After the hearing, another witness said he was disappointed in the “antiscience view” expressed by Morano and Moore. “It’s hype. It’s bombast. It’s all of this stuff that is not based in reality,” Jacob Malcom, director of the Center for Conservation Innovation for Defenders of Wildlife, a Washington, D.C.–based conservation group, told Eos. “I don’t think it will ever go away. But as long as it stays marginalized, I think more and more people will see it for what it is.”
Malcom, at the hearing, said that the last time there was a mass extinction “it happened because an asteroid hit the planet. Today, we are that asteroid.”
Watson, who chaired the Intergovernmental Panel on Climate Change from 1997 to 2002, told Eos that perhaps Republicans chose Morano and Moore as their witnesses “because we have said”—in the IPBES report—“that climate change and biodiversity must be dealt with together.”

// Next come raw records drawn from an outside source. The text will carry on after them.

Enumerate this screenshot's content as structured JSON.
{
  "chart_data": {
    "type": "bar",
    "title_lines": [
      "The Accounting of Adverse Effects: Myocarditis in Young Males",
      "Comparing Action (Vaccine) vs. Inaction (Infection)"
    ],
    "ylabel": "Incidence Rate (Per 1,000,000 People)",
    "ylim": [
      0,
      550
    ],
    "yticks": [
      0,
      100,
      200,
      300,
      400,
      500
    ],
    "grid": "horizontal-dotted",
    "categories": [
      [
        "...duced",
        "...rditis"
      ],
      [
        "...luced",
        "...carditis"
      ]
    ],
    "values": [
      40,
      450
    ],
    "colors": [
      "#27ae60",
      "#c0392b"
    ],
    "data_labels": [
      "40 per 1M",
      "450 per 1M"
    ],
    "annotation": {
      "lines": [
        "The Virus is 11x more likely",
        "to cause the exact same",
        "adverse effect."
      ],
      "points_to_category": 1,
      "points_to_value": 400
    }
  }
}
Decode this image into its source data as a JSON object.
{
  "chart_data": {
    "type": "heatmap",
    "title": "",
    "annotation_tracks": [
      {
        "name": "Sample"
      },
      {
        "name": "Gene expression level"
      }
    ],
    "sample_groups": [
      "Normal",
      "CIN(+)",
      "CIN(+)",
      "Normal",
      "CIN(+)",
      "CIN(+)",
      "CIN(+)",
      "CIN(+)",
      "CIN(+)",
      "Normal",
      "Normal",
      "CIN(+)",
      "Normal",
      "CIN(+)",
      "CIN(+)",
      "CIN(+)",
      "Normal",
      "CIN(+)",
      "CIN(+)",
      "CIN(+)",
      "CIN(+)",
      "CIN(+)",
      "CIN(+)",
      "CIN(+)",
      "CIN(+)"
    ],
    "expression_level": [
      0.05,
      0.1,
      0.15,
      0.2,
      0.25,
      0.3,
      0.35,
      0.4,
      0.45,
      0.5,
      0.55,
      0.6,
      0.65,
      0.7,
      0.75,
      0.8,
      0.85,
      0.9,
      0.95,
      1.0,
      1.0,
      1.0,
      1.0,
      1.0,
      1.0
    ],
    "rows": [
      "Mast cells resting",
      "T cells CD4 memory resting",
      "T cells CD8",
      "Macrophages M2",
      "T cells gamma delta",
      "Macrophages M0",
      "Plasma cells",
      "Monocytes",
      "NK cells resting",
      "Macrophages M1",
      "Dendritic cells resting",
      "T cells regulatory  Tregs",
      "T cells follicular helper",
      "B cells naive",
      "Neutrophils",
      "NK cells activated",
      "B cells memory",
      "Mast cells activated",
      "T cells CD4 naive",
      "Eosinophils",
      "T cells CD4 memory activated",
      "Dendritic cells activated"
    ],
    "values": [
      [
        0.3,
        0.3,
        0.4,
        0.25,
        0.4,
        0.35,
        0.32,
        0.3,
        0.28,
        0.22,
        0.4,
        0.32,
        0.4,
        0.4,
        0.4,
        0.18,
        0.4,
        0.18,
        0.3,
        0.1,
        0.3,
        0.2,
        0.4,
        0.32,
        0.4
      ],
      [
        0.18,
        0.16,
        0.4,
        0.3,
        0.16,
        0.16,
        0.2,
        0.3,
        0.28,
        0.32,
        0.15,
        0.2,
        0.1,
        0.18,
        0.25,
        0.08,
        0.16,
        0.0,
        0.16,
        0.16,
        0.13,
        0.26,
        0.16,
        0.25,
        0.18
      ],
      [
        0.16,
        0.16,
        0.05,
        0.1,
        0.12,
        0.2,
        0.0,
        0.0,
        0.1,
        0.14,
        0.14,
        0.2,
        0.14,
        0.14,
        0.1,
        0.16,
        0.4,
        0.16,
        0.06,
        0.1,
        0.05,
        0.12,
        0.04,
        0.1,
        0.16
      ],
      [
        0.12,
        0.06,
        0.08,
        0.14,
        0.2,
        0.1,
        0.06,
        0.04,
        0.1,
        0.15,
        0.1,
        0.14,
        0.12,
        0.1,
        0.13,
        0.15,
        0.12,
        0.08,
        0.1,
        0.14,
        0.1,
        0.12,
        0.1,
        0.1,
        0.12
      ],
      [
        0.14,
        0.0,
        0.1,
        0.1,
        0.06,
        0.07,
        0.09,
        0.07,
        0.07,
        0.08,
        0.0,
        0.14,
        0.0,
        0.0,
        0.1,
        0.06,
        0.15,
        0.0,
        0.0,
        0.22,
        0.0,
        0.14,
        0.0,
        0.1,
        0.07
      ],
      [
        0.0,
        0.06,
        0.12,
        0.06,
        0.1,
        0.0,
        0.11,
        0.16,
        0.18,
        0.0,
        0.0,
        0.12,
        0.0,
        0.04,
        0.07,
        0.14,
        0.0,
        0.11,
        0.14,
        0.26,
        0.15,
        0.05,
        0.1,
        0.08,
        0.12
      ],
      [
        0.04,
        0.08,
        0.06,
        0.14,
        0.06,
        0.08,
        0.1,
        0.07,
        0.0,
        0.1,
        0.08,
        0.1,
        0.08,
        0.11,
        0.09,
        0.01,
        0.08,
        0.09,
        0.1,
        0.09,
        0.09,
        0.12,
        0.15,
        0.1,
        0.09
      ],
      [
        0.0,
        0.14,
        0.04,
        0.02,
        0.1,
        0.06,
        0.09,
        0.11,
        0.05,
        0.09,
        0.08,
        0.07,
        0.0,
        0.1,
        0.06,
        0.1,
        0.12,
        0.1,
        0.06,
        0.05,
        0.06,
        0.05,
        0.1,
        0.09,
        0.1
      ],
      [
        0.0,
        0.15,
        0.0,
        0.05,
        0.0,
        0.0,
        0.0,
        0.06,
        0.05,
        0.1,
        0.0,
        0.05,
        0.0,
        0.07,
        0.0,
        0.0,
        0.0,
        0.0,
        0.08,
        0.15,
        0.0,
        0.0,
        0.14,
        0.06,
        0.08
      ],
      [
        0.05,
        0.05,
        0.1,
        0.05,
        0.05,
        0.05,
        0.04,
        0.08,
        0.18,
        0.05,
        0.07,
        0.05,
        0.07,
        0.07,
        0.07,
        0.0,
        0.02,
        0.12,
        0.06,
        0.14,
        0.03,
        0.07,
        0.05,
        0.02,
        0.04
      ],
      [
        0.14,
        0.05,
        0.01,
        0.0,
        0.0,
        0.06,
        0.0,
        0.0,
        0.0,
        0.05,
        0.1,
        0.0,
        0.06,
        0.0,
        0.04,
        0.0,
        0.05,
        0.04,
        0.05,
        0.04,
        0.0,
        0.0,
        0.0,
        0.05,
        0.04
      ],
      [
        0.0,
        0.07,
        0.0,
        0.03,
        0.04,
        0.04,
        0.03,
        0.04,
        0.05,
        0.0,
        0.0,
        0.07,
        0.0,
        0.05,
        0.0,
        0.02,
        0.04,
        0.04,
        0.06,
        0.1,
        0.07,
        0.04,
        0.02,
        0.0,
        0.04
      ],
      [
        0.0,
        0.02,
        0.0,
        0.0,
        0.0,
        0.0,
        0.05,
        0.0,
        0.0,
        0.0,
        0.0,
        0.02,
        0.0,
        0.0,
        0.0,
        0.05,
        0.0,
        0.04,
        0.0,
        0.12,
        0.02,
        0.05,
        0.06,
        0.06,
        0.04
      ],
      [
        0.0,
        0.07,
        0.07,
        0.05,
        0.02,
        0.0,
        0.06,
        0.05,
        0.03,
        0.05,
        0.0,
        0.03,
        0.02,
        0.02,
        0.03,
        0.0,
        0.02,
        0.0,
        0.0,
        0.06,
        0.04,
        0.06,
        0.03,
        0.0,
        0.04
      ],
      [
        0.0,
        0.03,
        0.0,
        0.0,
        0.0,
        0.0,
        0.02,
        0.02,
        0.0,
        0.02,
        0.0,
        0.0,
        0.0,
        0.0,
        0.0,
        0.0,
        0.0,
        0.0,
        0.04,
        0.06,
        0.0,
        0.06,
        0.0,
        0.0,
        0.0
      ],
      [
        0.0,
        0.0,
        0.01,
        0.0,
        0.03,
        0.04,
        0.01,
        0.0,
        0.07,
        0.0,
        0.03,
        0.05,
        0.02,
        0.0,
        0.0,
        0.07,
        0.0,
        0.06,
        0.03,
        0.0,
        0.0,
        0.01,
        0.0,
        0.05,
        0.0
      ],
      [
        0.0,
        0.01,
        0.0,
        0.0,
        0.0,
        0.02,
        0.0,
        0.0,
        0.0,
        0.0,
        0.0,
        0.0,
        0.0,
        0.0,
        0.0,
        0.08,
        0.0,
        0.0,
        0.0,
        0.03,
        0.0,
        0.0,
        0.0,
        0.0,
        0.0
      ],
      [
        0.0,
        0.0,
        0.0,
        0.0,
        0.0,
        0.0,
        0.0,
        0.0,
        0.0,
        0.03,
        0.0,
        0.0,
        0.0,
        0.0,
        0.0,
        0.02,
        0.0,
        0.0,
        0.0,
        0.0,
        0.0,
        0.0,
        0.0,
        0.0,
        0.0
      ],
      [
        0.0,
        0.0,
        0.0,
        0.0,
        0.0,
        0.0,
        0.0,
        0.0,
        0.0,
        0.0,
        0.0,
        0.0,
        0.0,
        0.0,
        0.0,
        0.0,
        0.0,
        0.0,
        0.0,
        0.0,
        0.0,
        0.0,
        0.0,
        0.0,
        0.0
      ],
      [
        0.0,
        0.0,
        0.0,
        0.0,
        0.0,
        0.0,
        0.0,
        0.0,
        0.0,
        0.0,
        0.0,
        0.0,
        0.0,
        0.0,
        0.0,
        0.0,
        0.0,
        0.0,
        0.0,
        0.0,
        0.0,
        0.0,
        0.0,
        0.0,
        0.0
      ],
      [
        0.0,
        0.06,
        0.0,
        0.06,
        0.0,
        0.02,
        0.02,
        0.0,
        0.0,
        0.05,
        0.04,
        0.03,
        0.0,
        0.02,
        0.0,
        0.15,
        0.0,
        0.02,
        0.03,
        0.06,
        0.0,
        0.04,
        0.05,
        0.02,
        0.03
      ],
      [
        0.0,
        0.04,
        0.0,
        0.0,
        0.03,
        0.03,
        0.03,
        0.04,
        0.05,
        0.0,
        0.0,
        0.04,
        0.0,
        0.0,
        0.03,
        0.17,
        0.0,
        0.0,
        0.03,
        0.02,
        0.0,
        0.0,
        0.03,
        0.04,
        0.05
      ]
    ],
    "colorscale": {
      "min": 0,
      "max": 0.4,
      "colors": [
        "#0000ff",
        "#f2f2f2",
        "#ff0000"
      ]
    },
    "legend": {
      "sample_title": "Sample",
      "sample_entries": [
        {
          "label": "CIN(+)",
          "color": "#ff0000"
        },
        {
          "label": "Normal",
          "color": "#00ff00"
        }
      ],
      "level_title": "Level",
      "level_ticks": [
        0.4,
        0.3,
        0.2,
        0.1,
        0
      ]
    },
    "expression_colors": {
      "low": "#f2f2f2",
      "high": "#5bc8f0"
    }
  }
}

“I would have hoped that the Republicans would have chosen two very good scientists who could have debated the merits of the IPBES report rather than clearly someone who’s just a straight climate denier,” Watson said, referring to Morano.
Why People Should Care About Biodiversity Loss
Watson told Eos that “the evidence is strongly behind this report” and that it is “the most heavily peer-reviewed document you could imagine.” The report, which assessed about 15,000 articles and responded to about 15,000 comments, was prepared by 145 expert authors and is the most comprehensive document ever prepared about biodiversity.
Watson said that the American public should care about the IPBES report for several reasons. “First, we shouldn’t destroy nature. Every religion in the world says we shouldn’t destroy nature. Nature is important,” he told Eos. “But more important than that, you could argue, is it is the substance behind food security, water security, it does control our climate in part, it does control pollination, it does control storm surges. These are things that affect everyday Americans. If we continue to lose biodiversity, if we continue to fragment our ecosystems, then human well-being will indeed suffer. This is something the average American should care about.”
Trump Administration “Going in the Opposite Direction”
At the hearing, Huffman said that “scientists have been ringing the alarm bell for years” about threats to biodiversity. However, Huffman criticized what he said are efforts by the Trump administration to increase the risk to species, including the administration’s attempts to weaken the federal Endangered Species Act, its efforts to expand oil and gas activities in the Arctic National Wildlife Refuge and elsewhere, and its plan to withdraw from the Paris climate accord.
“Despite overwhelming evidence that we have an extinction crisis on our hands, the Trump administration is going in the opposite direction to appease special interests and big donors,” he said.
The IPBES report states that the direct drivers of change in nature that have the largest global impact currently are, in order, changes in land and sea use, exploitation of organisms, climate change—with the report warning that future impacts of climate change on biodiversity and ecosystem functioning are projected to become more pronounced over the coming decades—pollution, and the invasion of alien species.
“All of these are things we can do something about, but we are not yet on track to slow the extinction crisis,” Huffman said. “We need to do more.”